I'm reminded of this after reading Ron Fournier's latest column in the National Journal. For a few weeks now, Fournier has been putting out stories where he admits that Republicans are being obstinate, and that the President has offered up compromise. Yet despite acknowledging the playing field, Fournier still blames the president for the lack of a deal. Like my son in the driver's seat, he understands the concept, but he still can't see what's directly in front of him.
Fournier is the classic Beltway writer in many ways. He knows the language and the players. But more than anything else, he's the epitome of the truly lazy and guilt free efforts of most Washington scribes -- the "pox on both houses" copouts that dominate the coverage when bipartisanship fails.
You see, it's much better for writers to blame both sides when things go awry. This way, they can't be accused of the dreaded bias, even when the facts lead them to believe that it is mostly the fault of one party. And clearly, Fournier believes that the GOP has been holding things up in Washington. He has admitted that the GOP is blocking the action, and that more revenues are need.
Republicans, heeding the 2012 election results, bowed in January to Obama's demand for $600 billion in tax increases. Now they stubbornly cling to a position of "no more." Republicans rejected Obama's plan to avert across-the-board spending cuts March 1 by replacing the so-called sequester with a mix of $110 billion worth of new taxes and more narrowly tailored spending cuts.

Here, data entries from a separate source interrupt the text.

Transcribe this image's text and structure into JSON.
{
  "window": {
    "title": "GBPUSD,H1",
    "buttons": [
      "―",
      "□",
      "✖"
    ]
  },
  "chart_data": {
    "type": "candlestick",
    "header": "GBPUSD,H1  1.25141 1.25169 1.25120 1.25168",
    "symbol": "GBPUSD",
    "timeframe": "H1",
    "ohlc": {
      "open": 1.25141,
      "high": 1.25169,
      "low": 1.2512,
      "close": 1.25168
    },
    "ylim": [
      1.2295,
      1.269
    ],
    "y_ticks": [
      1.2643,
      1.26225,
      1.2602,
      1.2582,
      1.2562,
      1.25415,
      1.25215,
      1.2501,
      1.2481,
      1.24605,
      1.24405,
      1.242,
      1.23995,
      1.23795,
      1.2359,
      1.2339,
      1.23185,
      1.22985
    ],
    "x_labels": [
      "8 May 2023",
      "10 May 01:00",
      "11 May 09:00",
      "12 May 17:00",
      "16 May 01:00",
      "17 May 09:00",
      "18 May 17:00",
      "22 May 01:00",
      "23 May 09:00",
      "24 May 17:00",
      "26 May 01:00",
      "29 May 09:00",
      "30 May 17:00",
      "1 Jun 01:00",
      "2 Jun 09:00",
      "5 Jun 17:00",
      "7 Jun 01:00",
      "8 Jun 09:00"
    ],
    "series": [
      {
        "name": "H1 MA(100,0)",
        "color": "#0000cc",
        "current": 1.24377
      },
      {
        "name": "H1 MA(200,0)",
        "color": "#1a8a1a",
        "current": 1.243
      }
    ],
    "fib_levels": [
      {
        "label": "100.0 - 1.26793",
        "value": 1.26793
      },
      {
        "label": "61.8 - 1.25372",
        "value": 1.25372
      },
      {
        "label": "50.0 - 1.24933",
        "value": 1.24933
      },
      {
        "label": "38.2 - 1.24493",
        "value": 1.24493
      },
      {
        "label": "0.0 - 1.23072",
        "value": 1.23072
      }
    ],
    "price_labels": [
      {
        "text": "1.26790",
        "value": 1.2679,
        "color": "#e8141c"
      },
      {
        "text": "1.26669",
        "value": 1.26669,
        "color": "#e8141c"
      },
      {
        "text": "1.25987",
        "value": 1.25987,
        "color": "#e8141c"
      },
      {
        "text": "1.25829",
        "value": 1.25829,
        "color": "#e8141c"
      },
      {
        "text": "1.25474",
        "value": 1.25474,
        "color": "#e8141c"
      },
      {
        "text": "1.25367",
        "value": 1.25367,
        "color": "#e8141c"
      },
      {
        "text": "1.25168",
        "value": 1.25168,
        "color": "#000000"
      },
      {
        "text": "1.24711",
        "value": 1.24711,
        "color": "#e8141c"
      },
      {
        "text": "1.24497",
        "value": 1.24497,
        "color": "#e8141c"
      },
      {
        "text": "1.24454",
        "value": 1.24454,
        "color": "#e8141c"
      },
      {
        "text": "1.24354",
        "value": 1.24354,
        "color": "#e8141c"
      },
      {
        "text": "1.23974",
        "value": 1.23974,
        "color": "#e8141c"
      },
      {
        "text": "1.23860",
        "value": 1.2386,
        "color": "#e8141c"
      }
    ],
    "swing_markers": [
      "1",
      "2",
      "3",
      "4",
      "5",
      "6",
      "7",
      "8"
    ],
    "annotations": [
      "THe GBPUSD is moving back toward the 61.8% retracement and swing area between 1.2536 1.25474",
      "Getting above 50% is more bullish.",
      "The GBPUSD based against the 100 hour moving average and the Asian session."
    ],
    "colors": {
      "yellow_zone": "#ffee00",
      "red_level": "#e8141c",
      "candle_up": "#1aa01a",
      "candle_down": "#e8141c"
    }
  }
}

If the GOP truly refuses to budge -- if its obstinacy is not, as I'd like to believe, merely a play for leverage -- then blame and ignominy will fall to House Speaker John Boehner and his troops.
In the last week, three senior members of the Republican Party have told me that the House GOP is making a dire mistake to think voters will consider this "the president's sequester." Yes, the White House proposed the gimmick, but only as a way to avert a GOP-backed debt crisis, and the House Republican leadership supported sequestration. More broadly, there is no way to seriously reduce the U.S. debt without more revenue, which means raising taxes.
Fournier has also admitted that the president has offered compromise to the GOP, and they haven't taken him up on it.
President Obama makes a credible case that he has reached farther toward compromise than House Republicans.
While Obama has reached further rhetorically toward compromise than Republicans have on sequestration and long-term debt ...
So Fournier basically believes the president has tried to compromise, and the Republicans have "stubbornly" clung to their position of no more revenue increase. Fournier also believes that the president's position of needing revenues and cuts, is the right prescription. So if the president has the right policy and the Republicans are blocking him, why does Fournier still ascribe blame to Obama?
It's one word -- Leadership. It's a magical beast for Fournier, along with other writers. They believe if Obama would just lead, things would be better. Fournier admits, however, that he has no idea what "leading" would look like in this instance.
"the president eventually needs to lead a stubborn Congress to actual compromise and accomplishment.
His aides and allies will ask, "Exactly what can he do to get the GOP to deal?" That is a question best put to the president, a skilled and well-meaning leader elected to answer the toughest questions."
To paraphrase Justice Stewart, Ron Fournier can't describe leadership, or even explain how it would work in this case, but he'd know it when he saw it. This magical unicorn theory of leadership allows him and others to ignore the facts directly in front of their faces.
For Fournier, leadership is tied to an end result, which is ridiculous. Leadership isn't solely about outcomes -- plenty of great leaders (Bill Clinton, Ronald Reagan, Vince Lombardi, Michael Jordan), suffered losses. Leadership is setting the right course, which Fournier admits the president is doing with his policies.
Even sillier is Fournier's insistence that the president's public relations efforts don't equate to leading. If he can't get Republicans to the table by reason, maybe he can get them to the table by applying public pressure. What Fournier dismisses as campaigning could also be seen as an attempt to (wait for it) lead the Republicans to do the right thing.
But that hasn't swayed Fournier. While he complains, the president is actually leading. But Fournier can't see it from where he sits.